Le ramadan se terminant le 9 avril, la demande de cessez-le-feu ne durerait que deux semaines, bien que le projet précise que la pause dans les combats devrait conduire à "un cessez-le-feu durable".

L'ambassadrice des États-Unis auprès de l'ONU, Linda Thomas-Greenfield, a déclaré que la résolution "soutenait les efforts diplomatiques en cours", ajoutant que les négociateurs "se rapprochaient" d'un accord de cessez-le-feu avec la libération de tous les otages, "mais nous n'y sommes pas encore".

Elle a exhorté le Conseil et les membres de l'ONU à travers le monde à "s'exprimer et à exiger sans équivoque que le Hamas accepte l'accord qui est sur la table".

Mme Thomas-Greenfield a déclaré que les États-Unis s'étaient abstenus parce que "certaines modifications" demandées par les États-Unis avaient été ignorées, notamment la condamnation du Hamas.

La résolution, proposée par les dix membres élus du Conseil, a été soutenue par la Russie et la Chine, ainsi que par le groupe arabe des Nations unies, composé de 22 pays.

En vertu de la Charte des Nations unies, les résolutions du Conseil de sécurité sont juridiquement contraignantes pour ses 193 États membres, même si elles sont souvent bafouées.

L'ambassadeur algérien à l'ONU, Amar Bendjama, représentant des pays arabes au Conseil, a remercié le Conseil d'avoir "enfin" exigé un cessez-le-feu.

"_Nous attendons avec impatience que la puissance occupante israélienne s'engage et se conforme à cette résolution, qu'elle mette fin au bain de sang sans aucune condition, qu'elle mette fin aux souffrances du peuple palestinie_n", a-t-il déclaré.

Riyad Mansour, l'ambassadeur palestinien à l'ONU, a déclaré au Conseil que le vote "doit être un tournant" qui permettra de sauver des vies à Gaza et de mettre fin à "l'assaut des atrocités contre notre peuple".

Peu avant le vote de lundi, les membres élus ont modifié le projet de résolution final en supprimant le mot "permanent" de la demande de cessez-le-feu du Ramadan, qui devrait conduire à un arrêt "durable" des combats, apparemment à la demande des États-Unis

La Russie s'est plainte que l'abandon de ce terme pourrait permettre à Israël "de reprendre son opération militaire dans la bande de Gaza à tout moment" après le ramadan et a proposé un amendement pour le rétablir. Cet amendement a été rejeté parce qu'il n'a pas obtenu le minimum de neuf voix "pour", trois membres du Conseil ayant voté pour, les États-Unis ayant voté contre et onze pays s'étant abstenus.

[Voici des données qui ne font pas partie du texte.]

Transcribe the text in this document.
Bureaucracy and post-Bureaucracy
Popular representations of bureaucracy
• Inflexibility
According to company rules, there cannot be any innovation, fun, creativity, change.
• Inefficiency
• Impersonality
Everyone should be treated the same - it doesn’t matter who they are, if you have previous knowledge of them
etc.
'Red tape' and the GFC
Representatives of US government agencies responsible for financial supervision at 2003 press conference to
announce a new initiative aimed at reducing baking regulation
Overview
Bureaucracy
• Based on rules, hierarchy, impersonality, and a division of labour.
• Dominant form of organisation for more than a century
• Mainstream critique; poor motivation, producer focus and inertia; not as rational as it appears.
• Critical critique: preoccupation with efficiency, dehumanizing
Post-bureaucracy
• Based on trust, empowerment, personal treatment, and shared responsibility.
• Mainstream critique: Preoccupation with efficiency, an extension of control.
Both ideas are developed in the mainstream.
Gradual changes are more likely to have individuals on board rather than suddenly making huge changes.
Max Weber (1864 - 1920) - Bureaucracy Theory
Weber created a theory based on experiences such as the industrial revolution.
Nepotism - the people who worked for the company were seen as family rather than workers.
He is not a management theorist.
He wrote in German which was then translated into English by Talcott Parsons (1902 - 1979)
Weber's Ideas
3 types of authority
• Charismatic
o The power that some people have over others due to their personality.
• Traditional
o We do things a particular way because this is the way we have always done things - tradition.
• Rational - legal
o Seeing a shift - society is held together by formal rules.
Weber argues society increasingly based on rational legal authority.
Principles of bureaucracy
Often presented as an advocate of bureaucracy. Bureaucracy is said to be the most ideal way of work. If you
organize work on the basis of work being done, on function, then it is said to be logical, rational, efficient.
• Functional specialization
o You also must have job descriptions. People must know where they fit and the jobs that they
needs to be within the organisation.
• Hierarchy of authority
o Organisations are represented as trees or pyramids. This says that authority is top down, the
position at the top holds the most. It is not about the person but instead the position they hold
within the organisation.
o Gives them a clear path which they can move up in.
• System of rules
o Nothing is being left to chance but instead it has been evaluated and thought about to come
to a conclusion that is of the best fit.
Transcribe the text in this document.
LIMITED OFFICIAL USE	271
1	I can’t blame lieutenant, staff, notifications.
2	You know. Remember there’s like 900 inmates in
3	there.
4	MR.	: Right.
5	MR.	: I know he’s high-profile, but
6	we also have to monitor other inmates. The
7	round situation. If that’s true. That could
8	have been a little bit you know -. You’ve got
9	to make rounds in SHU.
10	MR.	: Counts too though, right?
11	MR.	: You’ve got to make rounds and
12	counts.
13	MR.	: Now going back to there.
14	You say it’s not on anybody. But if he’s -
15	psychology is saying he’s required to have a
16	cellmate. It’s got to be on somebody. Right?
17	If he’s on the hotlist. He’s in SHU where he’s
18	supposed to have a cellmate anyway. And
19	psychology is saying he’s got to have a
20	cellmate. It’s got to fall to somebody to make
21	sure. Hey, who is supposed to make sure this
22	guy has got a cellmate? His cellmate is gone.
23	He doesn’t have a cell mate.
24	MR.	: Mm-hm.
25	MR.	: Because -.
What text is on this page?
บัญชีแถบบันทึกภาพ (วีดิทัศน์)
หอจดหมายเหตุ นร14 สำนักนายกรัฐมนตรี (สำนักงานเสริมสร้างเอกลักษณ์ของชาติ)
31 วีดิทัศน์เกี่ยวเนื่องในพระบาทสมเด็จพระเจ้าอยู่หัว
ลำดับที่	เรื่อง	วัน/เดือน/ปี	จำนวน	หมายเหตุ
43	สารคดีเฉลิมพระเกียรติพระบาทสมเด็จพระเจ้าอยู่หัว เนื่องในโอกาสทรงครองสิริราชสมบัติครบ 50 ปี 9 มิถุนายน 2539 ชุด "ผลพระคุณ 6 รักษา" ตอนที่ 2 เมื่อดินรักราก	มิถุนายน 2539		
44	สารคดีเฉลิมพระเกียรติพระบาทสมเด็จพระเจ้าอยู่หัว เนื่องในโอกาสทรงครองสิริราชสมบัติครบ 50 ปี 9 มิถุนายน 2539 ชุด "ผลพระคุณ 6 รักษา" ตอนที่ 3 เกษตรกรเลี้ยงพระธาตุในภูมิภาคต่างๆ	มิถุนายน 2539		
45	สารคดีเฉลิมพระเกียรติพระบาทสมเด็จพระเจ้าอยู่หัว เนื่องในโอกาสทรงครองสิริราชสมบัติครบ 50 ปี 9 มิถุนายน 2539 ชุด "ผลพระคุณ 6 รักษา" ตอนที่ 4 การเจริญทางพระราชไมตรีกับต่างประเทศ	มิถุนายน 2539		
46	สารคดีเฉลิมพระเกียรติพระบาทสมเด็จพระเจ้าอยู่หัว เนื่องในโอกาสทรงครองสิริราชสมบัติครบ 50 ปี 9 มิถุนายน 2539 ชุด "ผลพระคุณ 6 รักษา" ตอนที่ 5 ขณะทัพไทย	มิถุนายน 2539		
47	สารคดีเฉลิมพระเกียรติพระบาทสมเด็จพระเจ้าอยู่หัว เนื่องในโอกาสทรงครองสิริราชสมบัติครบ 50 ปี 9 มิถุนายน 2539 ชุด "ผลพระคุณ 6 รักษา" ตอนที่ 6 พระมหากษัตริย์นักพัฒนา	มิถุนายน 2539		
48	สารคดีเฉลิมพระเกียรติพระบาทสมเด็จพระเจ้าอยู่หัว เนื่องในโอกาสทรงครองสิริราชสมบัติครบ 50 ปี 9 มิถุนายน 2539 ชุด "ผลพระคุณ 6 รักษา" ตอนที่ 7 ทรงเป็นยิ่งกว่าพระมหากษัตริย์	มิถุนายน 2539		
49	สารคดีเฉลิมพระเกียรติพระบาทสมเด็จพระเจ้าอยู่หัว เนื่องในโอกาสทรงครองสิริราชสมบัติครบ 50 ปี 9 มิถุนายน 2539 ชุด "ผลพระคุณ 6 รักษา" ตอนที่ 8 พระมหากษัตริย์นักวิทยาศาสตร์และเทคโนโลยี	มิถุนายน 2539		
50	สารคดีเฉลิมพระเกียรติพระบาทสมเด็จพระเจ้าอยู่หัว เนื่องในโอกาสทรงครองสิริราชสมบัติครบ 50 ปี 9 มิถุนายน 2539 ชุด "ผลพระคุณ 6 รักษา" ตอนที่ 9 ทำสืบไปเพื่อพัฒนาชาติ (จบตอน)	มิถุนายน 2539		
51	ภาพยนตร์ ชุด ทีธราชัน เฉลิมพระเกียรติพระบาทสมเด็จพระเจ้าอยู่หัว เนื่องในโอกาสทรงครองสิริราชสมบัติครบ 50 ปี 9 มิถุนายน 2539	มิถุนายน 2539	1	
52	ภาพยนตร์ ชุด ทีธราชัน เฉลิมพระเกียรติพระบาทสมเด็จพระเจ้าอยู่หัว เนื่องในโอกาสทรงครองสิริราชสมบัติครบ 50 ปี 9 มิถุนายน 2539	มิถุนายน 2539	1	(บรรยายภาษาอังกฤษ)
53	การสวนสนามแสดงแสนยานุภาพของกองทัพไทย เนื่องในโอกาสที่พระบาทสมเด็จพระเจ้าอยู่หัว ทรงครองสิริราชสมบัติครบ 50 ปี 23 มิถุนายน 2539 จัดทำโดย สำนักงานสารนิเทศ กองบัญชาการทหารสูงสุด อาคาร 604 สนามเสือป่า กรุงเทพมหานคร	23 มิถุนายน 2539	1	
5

Depuis le début de la guerre, le Conseil de sécurité a adopté deux résolutions sur l'aggravation de la situation humanitaire à Gaza, mais aucune n'a appelé à un cessez-le-feu.

Selon le ministère de la santé de Gaza, plus de 32 000 Palestiniens ont été tués depuis le début du conflit dont la grande majorité sont des femmes et des enfants.

Gaza est également confrontée à une grave urgence humanitaire. Un rapport d'une autorité internationale sur la faim a averti la semaine dernière que "la famine est imminente" dans le nord de Gaza et que l'escalade de la guerre pourrait pousser la moitié des 2,3 millions d'habitants du territoire au bord de la famine.